Federal regulators have eased restrictions for private investors seeking to buy failed banks, as the tally of collapsed institutions mounts and well-funded buyers become scarce.
The Federal Deposit Insurance Corp’s (FDIC) board voted four-to-one on Wednesday to revise the rules it proposed last month in a way that reduces the amount of cash private equity funds must maintain in banks they acquire.
The minimum capital requirement was reduced to 10 percent of the bank’s assets from 15 percent. The required capital must be maintained in the bank for at least three years, a mandate unchanged from the earlier proposal.
PHOTO: BLOOMBERG
Private equity funds have been criticized for their risk-taking and outsized pay for managers. But the depth of the banking crisis appears to have tempered the FDIC’s resistance to private investors buying failed banks. That’s partly because fewer healthy banks are willing to acquire other, ailing institutions with the financial crisis causing banks to fail at the fastest pace since the height of the savings-and-loan crisis in 1992.
Eighty-one banks have failed so far this year, compared with 25 last year and three in 2007. The closings have drained billions from the FDIC deposit insurance fund, which insures regular bank accounts up to US$250,000 and is financed with fees paid by US banks.
“The FDIC recognizes the need for new capital in the banking system,” the agency’s chairperson, Sheila Bair, said before the vote.
The compromise struck among the FDIC directors — two of whom opposed the policy as proposed early last month — “is a good and balanced one,” Bair said.
Banks need to be operated “profitably but prudently,” she said.
One of the two original opponents, Comptroller of the Currency John Dugan, said the rules as originally written would have been “very costly” to the deposit insurance fund and the new ones “are a significant improvement.”
The new policy also reduced the circumstances in which investment funds themselves would be required to maintain minimum levels of capital that can be provided to bolster banks they own.
John Bowman, acting director of the Office of Thrift Supervision, was the lone holdout on Wednesday, saying the new policy “could chase potential investors away.”
The FDIC estimates bank failures will cost the fund around US$70 billion through 2013. The fund stood at US$13 billion — its lowest level since 1993 — at the end of March. It’s slipped to 0.27 percent of insured deposits, below a congressionally mandated minimum of 1.15 percent.
The FDIC seizes failed banks and seeks buyers for their branches, deposits and soured loans. Under the crush of failures, the agency says private equity can inject vitally needed capital into the system, especially with fewer healthy banks looking to acquire failed institutions.
“There’s an enormous need for private money to do this,” said Josh Lerner, a professor of finance at Harvard Business School.
Private equity firms mostly buy distressed companies, slash costs and then resell them a few years later. They invest their own capital to buy a company and pump it up with money from other investors.
Such “leveraging” to buy companies amounts to, on average, a three-to-one investment for private equity firms: They attract US$3 in outside capital for each US$1 they put up themselves.
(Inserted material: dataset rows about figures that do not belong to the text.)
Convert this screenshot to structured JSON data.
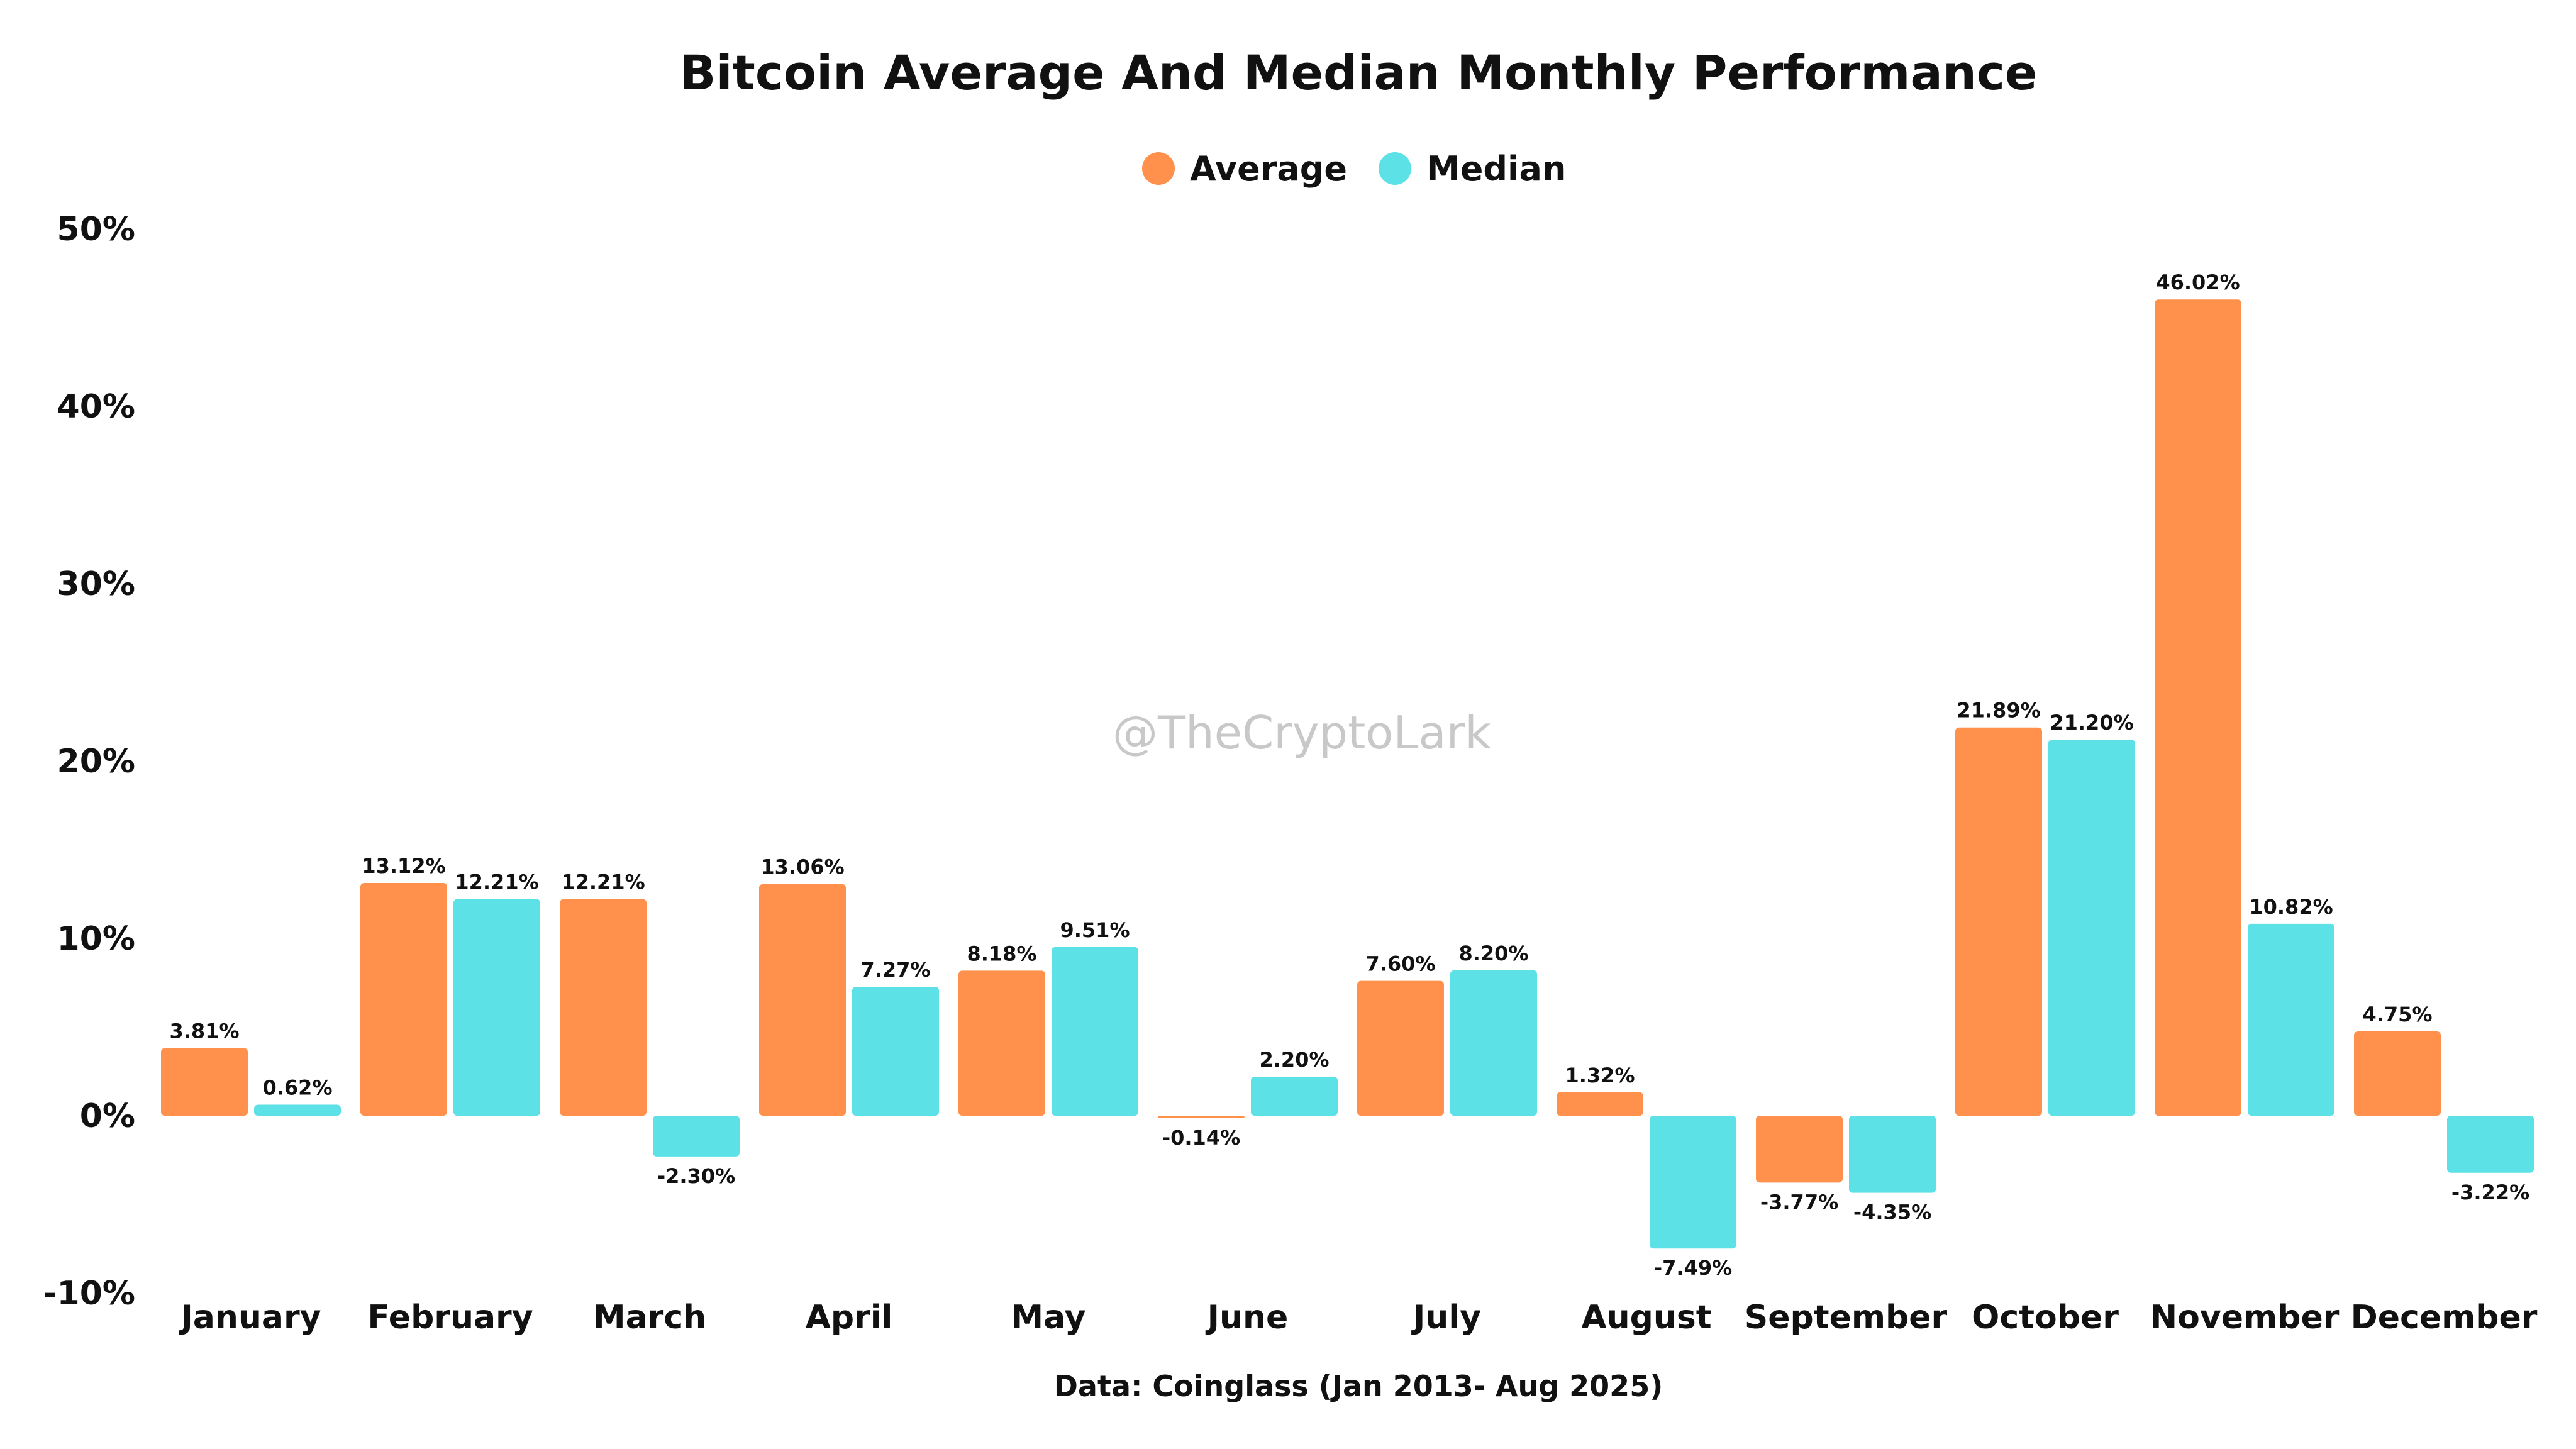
{
  "chart_data": {
    "type": "bar",
    "title": "Bitcoin Average And Median Monthly Performance",
    "xlabel": "",
    "ylabel": "",
    "categories": [
      "January",
      "February",
      "March",
      "April",
      "May",
      "June",
      "July",
      "August",
      "September",
      "October",
      "November",
      "December"
    ],
    "series": [
      {
        "name": "Average",
        "color": "#FF914D",
        "values": [
          3.81,
          13.12,
          12.21,
          13.06,
          8.18,
          -0.14,
          7.6,
          1.32,
          -3.77,
          21.89,
          46.02,
          4.75
        ],
        "labels": [
          "3.81%",
          "13.12%",
          "12.21%",
          "13.06%",
          "8.18%",
          "-0.14%",
          "7.60%",
          "1.32%",
          "-3.77%",
          "21.89%",
          "46.02%",
          "4.75%"
        ]
      },
      {
        "name": "Median",
        "color": "#5CE1E6",
        "values": [
          0.62,
          12.21,
          -2.3,
          7.27,
          9.51,
          2.2,
          8.2,
          -7.49,
          -4.35,
          21.2,
          10.82,
          -3.22
        ],
        "labels": [
          "0.62%",
          "12.21%",
          "-2.30%",
          "7.27%",
          "9.51%",
          "2.20%",
          "8.20%",
          "-7.49%",
          "-4.35%",
          "21.20%",
          "10.82%",
          "-3.22%"
        ]
      }
    ],
    "ylim": [
      -10,
      50
    ],
    "yticks": [
      50,
      40,
      30,
      20,
      10,
      0,
      -10
    ],
    "ytick_labels": [
      "50%",
      "40%",
      "30%",
      "20%",
      "10%",
      "0%",
      "-10%"
    ],
    "grid": false,
    "legend_position": "top-center",
    "watermark": "@TheCryptoLark",
    "source": "Data: Coinglass (Jan 2013- Aug 2025)"
  }
}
The roughly 2,000 private equity firms in the US have around US$450 billion in capital to invest, according to the Private Equity Council, the industry’s two-year-old advocacy group.
The private equity industry is exploiting the economic crisis to enrich itself, said Stephen Lerner, director of the private equity project at the Service Employees International Union.
“They are trying to use their political and financial sway to get into what they see as bargain basement prices for very little risk,” he said.